Parece que últimamente la RIAA no las ha tenido todas consigo. Un juez federal dictaminó que la multa de 222,000 dólares impuesta a Jamie Thomas era ilegal. Las cosas, desde entonces, han cambiado mucho para la RIAA, cuyas posibilidades de condenar a miles (tal vez decenas de miles) de usuarios de las redes P2P se está esfumando como si fueran pompas de jabón.

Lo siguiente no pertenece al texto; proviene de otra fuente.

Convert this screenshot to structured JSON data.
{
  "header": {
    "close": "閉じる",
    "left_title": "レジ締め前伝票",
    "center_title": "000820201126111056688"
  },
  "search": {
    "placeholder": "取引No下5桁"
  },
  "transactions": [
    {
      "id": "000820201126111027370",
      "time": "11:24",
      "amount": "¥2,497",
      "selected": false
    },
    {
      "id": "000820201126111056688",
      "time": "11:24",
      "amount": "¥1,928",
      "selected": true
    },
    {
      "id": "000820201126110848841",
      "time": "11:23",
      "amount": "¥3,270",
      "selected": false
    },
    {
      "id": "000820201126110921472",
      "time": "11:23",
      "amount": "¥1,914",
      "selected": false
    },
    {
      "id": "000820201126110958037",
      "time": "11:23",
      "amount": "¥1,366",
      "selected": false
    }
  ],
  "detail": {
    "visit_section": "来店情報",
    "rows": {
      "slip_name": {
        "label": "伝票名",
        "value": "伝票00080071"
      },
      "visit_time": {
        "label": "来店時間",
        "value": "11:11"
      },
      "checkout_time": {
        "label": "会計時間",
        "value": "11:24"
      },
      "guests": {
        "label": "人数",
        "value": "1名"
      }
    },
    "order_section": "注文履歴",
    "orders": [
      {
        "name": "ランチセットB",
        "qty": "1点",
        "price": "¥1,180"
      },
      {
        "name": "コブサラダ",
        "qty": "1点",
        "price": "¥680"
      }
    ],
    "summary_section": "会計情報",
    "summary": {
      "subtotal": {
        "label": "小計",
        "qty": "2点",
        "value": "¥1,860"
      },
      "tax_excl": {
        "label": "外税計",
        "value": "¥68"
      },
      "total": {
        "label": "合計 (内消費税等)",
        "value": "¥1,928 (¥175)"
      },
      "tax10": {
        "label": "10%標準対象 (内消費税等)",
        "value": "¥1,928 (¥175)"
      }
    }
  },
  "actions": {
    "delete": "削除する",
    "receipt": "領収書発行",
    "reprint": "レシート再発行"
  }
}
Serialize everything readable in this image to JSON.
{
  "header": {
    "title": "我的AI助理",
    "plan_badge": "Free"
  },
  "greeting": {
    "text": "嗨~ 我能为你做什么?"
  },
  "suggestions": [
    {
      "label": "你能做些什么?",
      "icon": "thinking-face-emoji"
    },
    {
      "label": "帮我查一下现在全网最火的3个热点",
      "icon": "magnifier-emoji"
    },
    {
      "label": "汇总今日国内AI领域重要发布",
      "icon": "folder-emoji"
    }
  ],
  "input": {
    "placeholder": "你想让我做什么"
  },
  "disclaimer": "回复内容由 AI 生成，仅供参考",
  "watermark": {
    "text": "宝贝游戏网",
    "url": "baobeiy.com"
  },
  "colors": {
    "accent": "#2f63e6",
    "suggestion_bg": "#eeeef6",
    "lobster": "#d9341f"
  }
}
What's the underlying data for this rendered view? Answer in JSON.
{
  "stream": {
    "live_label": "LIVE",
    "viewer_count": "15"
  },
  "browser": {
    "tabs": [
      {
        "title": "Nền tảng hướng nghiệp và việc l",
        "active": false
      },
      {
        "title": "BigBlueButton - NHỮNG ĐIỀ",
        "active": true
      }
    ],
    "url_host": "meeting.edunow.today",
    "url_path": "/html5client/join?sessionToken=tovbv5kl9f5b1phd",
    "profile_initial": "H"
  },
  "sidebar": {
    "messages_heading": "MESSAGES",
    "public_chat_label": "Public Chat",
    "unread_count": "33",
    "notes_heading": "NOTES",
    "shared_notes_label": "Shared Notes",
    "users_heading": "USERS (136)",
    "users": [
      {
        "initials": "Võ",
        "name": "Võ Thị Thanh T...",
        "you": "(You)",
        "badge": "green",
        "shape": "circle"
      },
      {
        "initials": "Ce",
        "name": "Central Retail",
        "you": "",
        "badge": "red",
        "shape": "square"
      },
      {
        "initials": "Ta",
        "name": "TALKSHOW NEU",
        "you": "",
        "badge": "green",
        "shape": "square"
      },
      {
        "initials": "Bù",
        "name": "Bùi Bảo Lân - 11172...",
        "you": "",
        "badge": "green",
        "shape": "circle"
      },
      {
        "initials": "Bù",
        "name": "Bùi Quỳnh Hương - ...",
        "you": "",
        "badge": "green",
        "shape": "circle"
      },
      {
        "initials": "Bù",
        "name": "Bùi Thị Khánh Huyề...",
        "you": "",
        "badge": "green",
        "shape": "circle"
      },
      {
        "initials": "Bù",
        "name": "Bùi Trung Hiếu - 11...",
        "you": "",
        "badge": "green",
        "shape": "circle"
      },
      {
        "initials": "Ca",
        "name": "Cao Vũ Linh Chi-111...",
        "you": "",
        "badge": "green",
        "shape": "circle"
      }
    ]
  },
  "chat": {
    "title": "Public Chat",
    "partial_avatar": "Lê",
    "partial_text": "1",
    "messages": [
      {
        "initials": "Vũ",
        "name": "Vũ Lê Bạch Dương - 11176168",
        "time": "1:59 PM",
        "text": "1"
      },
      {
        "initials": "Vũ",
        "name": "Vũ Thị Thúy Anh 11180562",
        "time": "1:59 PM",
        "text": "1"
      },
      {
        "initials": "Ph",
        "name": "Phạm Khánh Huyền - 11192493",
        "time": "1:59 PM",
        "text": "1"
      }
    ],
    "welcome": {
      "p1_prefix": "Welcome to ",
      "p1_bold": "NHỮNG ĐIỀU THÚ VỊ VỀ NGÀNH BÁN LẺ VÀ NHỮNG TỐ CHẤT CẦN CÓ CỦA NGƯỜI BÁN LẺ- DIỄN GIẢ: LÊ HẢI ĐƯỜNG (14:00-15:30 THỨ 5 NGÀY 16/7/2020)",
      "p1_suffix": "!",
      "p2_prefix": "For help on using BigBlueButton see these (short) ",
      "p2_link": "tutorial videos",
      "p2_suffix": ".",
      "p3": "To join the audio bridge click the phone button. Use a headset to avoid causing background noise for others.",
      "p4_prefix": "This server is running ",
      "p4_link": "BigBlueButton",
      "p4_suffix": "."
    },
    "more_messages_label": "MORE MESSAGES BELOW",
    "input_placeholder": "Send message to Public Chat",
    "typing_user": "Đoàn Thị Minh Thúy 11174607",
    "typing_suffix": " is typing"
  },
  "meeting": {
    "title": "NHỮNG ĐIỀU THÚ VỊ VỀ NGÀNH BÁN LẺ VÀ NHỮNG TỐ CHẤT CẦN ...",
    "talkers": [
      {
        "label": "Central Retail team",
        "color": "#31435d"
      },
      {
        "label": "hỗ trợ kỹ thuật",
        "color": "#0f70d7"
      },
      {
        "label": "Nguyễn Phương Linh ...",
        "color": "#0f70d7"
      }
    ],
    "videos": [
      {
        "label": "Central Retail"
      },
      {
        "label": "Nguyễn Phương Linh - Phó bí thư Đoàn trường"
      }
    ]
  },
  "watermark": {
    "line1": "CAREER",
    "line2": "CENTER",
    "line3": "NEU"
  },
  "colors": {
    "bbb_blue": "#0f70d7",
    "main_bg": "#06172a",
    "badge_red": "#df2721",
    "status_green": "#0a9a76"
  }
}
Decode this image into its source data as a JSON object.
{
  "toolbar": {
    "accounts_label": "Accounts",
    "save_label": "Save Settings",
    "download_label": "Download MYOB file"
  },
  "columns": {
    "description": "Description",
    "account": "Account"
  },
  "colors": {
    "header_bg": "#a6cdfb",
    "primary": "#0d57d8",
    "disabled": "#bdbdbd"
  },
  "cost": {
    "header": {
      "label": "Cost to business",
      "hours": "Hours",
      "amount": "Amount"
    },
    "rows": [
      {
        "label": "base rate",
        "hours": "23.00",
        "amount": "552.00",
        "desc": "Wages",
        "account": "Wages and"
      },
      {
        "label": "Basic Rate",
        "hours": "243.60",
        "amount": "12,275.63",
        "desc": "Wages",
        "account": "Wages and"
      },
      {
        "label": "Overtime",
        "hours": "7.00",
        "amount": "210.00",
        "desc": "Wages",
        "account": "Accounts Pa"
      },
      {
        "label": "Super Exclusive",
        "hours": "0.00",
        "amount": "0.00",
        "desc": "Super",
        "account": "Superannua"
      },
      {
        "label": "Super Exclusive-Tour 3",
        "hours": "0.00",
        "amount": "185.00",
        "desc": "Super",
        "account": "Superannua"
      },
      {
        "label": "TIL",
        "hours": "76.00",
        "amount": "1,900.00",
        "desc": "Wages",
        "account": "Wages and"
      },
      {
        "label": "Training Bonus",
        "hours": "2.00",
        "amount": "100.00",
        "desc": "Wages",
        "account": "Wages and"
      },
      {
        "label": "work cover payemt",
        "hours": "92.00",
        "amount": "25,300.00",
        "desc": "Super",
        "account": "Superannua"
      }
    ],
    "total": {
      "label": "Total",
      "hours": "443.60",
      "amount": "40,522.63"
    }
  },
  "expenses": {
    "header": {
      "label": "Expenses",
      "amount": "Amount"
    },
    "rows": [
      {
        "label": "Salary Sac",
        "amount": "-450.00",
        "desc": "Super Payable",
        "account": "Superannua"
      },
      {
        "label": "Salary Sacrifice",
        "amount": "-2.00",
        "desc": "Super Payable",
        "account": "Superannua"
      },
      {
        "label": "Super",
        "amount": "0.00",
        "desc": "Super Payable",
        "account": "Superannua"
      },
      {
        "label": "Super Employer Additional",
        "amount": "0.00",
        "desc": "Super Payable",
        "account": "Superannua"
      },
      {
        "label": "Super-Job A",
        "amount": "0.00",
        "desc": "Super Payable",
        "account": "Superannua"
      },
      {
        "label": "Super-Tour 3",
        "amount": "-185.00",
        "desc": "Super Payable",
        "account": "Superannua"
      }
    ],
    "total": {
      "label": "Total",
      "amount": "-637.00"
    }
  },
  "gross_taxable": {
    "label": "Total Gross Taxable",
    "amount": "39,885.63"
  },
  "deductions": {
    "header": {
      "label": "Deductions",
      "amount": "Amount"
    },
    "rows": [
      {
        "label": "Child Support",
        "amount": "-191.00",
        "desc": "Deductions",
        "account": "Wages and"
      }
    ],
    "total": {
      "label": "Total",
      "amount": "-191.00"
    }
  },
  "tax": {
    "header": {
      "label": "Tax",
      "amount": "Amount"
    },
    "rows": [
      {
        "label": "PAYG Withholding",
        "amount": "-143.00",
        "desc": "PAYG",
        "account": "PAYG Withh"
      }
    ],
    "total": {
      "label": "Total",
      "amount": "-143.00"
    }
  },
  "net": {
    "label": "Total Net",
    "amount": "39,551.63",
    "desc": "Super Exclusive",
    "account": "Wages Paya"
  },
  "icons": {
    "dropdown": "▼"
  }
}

Según leo en Ars Technica, al parecer la RIAA ha propuesto una compensación de 200 dólares por cada una de las canciones que el usuario haya puesto “a disposición de los otros”. El sustento de la batalla legal es este punto, precisamente, ya que se ha considerado que poner un producto protegido por las leyes del copyright a disposición de otras personas viola directamente las leyes del copyright, por lo menos en el terreno de la música. Sin embargo, este argumento se debilita cada vez más y al parecer la RIAA ha comenzado a preocuparse tanto por su imagen (bastante deteriorada) ante el público como por la posibilidad de que sean ellos quienes terminen pagando las costas de los innumerables juicios que han promovido.
¿Huele a cambio? No sabría decirlo. Es demasiado pronto como para echar las campanas al vuelo.